Beyond these recurrent events in Iran, Massoumeh Raouf invites Western chancelleries to question their relations, particularly of a commercial nature, with a tyrant state, capable of elevating to the rank of president a man recognised as one of the main architects of the 1988 massacre, a man whom many NGOs ardently wish to see judged by an international tribunal. Very involved in the "Campaign of the Movement for Justice for the Victims of the 1988 Massacre", Massoumeh Raouf is now fighting to bring to justice the perpetrators of this "unpunished crime against humanity". With the country on the brink of explosion, would it not be possible for our democracies to consider letting go of the current Iranian leadership before a new bloodbath and enter into an era of more peaceful negotiations with the Iranian people as a whole? The political alternative exists. It is called NCRI2 and it brings together all the voices of Iran and campaigns through an internationally recognised political programme for the full equality of women and men in political, social, cultural and economic rights, the equal participation of women in political leadership and the abolition of all forms of discrimination.

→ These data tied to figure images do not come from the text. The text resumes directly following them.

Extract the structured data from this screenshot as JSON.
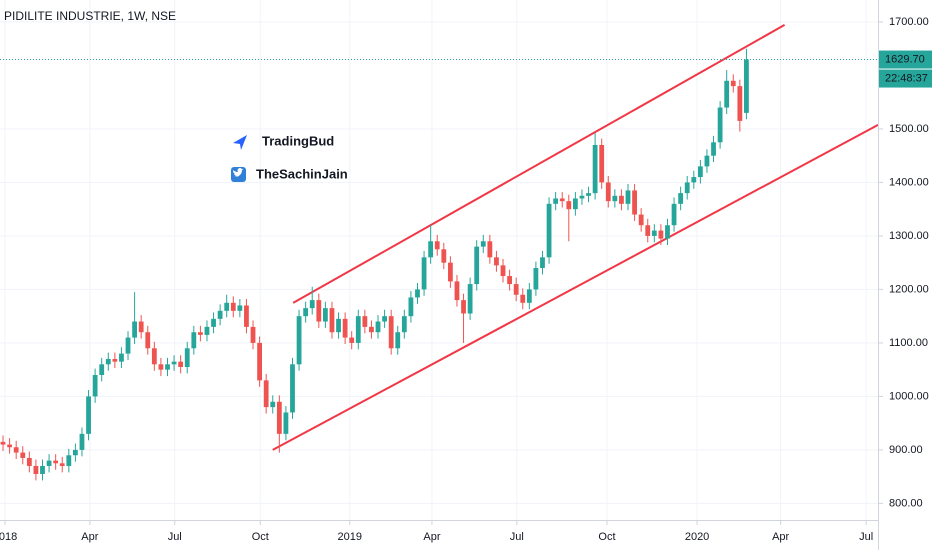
{
  "chart_data": {
    "type": "candlestick",
    "title": "PIDILITE INDUSTRIE, 1W, NSE",
    "up_color": "#26a69a",
    "down_color": "#ef5350",
    "grid": true,
    "open": [
      915,
      910,
      905,
      895,
      885,
      870,
      855,
      870,
      880,
      875,
      870,
      890,
      900,
      930,
      1000,
      1040,
      1060,
      1070,
      1065,
      1080,
      1110,
      1140,
      1120,
      1090,
      1060,
      1050,
      1060,
      1065,
      1055,
      1090,
      1120,
      1115,
      1130,
      1145,
      1160,
      1175,
      1160,
      1170,
      1130,
      1100,
      1030,
      980,
      990,
      930,
      970,
      1060,
      1150,
      1165,
      1180,
      1140,
      1165,
      1120,
      1145,
      1110,
      1100,
      1150,
      1130,
      1120,
      1140,
      1150,
      1090,
      1120,
      1150,
      1185,
      1200,
      1260,
      1290,
      1275,
      1250,
      1215,
      1180,
      1155,
      1210,
      1280,
      1290,
      1260,
      1245,
      1225,
      1210,
      1190,
      1175,
      1200,
      1240,
      1260,
      1360,
      1370,
      1365,
      1350,
      1370,
      1375,
      1380,
      1470,
      1400,
      1365,
      1375,
      1360,
      1385,
      1340,
      1320,
      1300,
      1310,
      1295,
      1320,
      1360,
      1380,
      1400,
      1410,
      1430,
      1450,
      1475,
      1540,
      1590,
      1580,
      1530
    ],
    "high": [
      927,
      922,
      917,
      907,
      897,
      882,
      882,
      892,
      892,
      887,
      902,
      912,
      942,
      1012,
      1052,
      1072,
      1082,
      1082,
      1092,
      1122,
      1195,
      1152,
      1132,
      1102,
      1072,
      1072,
      1077,
      1077,
      1102,
      1132,
      1132,
      1142,
      1157,
      1172,
      1190,
      1187,
      1182,
      1182,
      1142,
      1112,
      1042,
      1002,
      1002,
      982,
      1072,
      1162,
      1177,
      1205,
      1192,
      1177,
      1177,
      1157,
      1157,
      1122,
      1162,
      1162,
      1142,
      1152,
      1162,
      1162,
      1132,
      1162,
      1197,
      1212,
      1272,
      1320,
      1302,
      1287,
      1262,
      1227,
      1192,
      1222,
      1292,
      1302,
      1302,
      1272,
      1257,
      1237,
      1222,
      1202,
      1212,
      1252,
      1272,
      1372,
      1382,
      1382,
      1377,
      1382,
      1387,
      1392,
      1492,
      1482,
      1412,
      1387,
      1387,
      1397,
      1397,
      1352,
      1332,
      1322,
      1322,
      1332,
      1372,
      1392,
      1412,
      1422,
      1442,
      1462,
      1487,
      1552,
      1610,
      1602,
      1592,
      1650
    ],
    "low": [
      898,
      893,
      883,
      873,
      858,
      843,
      843,
      858,
      863,
      858,
      858,
      878,
      888,
      918,
      988,
      1028,
      1048,
      1053,
      1053,
      1068,
      1098,
      1108,
      1078,
      1048,
      1038,
      1038,
      1048,
      1043,
      1043,
      1078,
      1103,
      1103,
      1118,
      1133,
      1148,
      1148,
      1148,
      1118,
      1088,
      1018,
      968,
      968,
      895,
      918,
      958,
      1048,
      1138,
      1153,
      1128,
      1128,
      1108,
      1108,
      1098,
      1088,
      1088,
      1118,
      1108,
      1108,
      1128,
      1078,
      1078,
      1108,
      1138,
      1173,
      1188,
      1248,
      1263,
      1238,
      1203,
      1168,
      1100,
      1143,
      1198,
      1268,
      1248,
      1233,
      1213,
      1198,
      1178,
      1163,
      1163,
      1188,
      1228,
      1248,
      1348,
      1353,
      1290,
      1338,
      1358,
      1363,
      1368,
      1388,
      1353,
      1353,
      1348,
      1348,
      1328,
      1308,
      1288,
      1288,
      1283,
      1283,
      1308,
      1348,
      1368,
      1388,
      1398,
      1418,
      1438,
      1463,
      1528,
      1568,
      1495,
      1518
    ],
    "close": [
      910,
      905,
      895,
      885,
      870,
      855,
      870,
      880,
      875,
      870,
      890,
      900,
      930,
      1000,
      1040,
      1060,
      1070,
      1065,
      1080,
      1110,
      1140,
      1120,
      1090,
      1060,
      1050,
      1060,
      1065,
      1055,
      1090,
      1120,
      1115,
      1130,
      1145,
      1160,
      1175,
      1160,
      1170,
      1130,
      1100,
      1030,
      980,
      990,
      930,
      970,
      1060,
      1150,
      1165,
      1180,
      1140,
      1165,
      1120,
      1145,
      1110,
      1100,
      1150,
      1130,
      1120,
      1140,
      1150,
      1090,
      1120,
      1150,
      1185,
      1200,
      1260,
      1290,
      1275,
      1250,
      1215,
      1180,
      1155,
      1210,
      1280,
      1290,
      1260,
      1245,
      1225,
      1210,
      1190,
      1175,
      1200,
      1240,
      1260,
      1360,
      1370,
      1365,
      1350,
      1370,
      1375,
      1380,
      1470,
      1400,
      1365,
      1375,
      1360,
      1385,
      1340,
      1320,
      1300,
      1310,
      1295,
      1320,
      1360,
      1380,
      1400,
      1410,
      1430,
      1450,
      1475,
      1540,
      1590,
      1580,
      1515,
      1629.7
    ],
    "ylim": [
      769,
      1741
    ],
    "yticks": [
      {
        "value": 800,
        "label": "800.00"
      },
      {
        "value": 900,
        "label": "900.00"
      },
      {
        "value": 1000,
        "label": "1000.00"
      },
      {
        "value": 1100,
        "label": "1100.00"
      },
      {
        "value": 1200,
        "label": "1200.00"
      },
      {
        "value": 1300,
        "label": "1300.00"
      },
      {
        "value": 1400,
        "label": "1400.00"
      },
      {
        "value": 1500,
        "label": "1500.00"
      },
      {
        "value": 1700,
        "label": "1700.00"
      }
    ],
    "xlim": [
      -0.46,
      133
    ],
    "xticks": [
      {
        "value": 0.3,
        "label": "2018"
      },
      {
        "value": 13.2,
        "label": "Apr"
      },
      {
        "value": 26.1,
        "label": "Jul"
      },
      {
        "value": 39.1,
        "label": "Oct"
      },
      {
        "value": 52.7,
        "label": "2019"
      },
      {
        "value": 65.2,
        "label": "Apr"
      },
      {
        "value": 78.1,
        "label": "Jul"
      },
      {
        "value": 91.8,
        "label": "Oct"
      },
      {
        "value": 105.5,
        "label": "2020"
      },
      {
        "value": 118.2,
        "label": "Apr"
      },
      {
        "value": 131.2,
        "label": "Jul"
      }
    ],
    "last_price": {
      "value": 1629.7,
      "label": "1629.70"
    },
    "countdown": "22:48:37",
    "trend_lines": [
      {
        "color": "#f23645",
        "points": [
          [
            44.1,
            1174.8
          ],
          [
            118.8,
            1694.4
          ]
        ]
      },
      {
        "color": "#f23645",
        "points": [
          [
            41.0,
            900
          ],
          [
            133,
            1507.5
          ]
        ]
      }
    ],
    "annotations": [
      {
        "text": "TradingBud",
        "color": "#f23645"
      },
      {
        "text": "TheSachinJain",
        "color": "#4caf50"
      }
    ]
  }
}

1 On 5 February 2022 in Ahwaz, southwestern Iran, a man was seen in his neighbourhood holding his young wife's head in one hand and a knife in the other.

2 The NCRI (National Council of Resistance of Iran) is a government in exile composed of more than 50% women and representing all ethnic and religious groups in Iran. It is chaired by a woman, Maryam Rajavi, and has already drawn up a ten-point transitional political programme, pending the drafting of a new democratic constitution and the holding of free elections.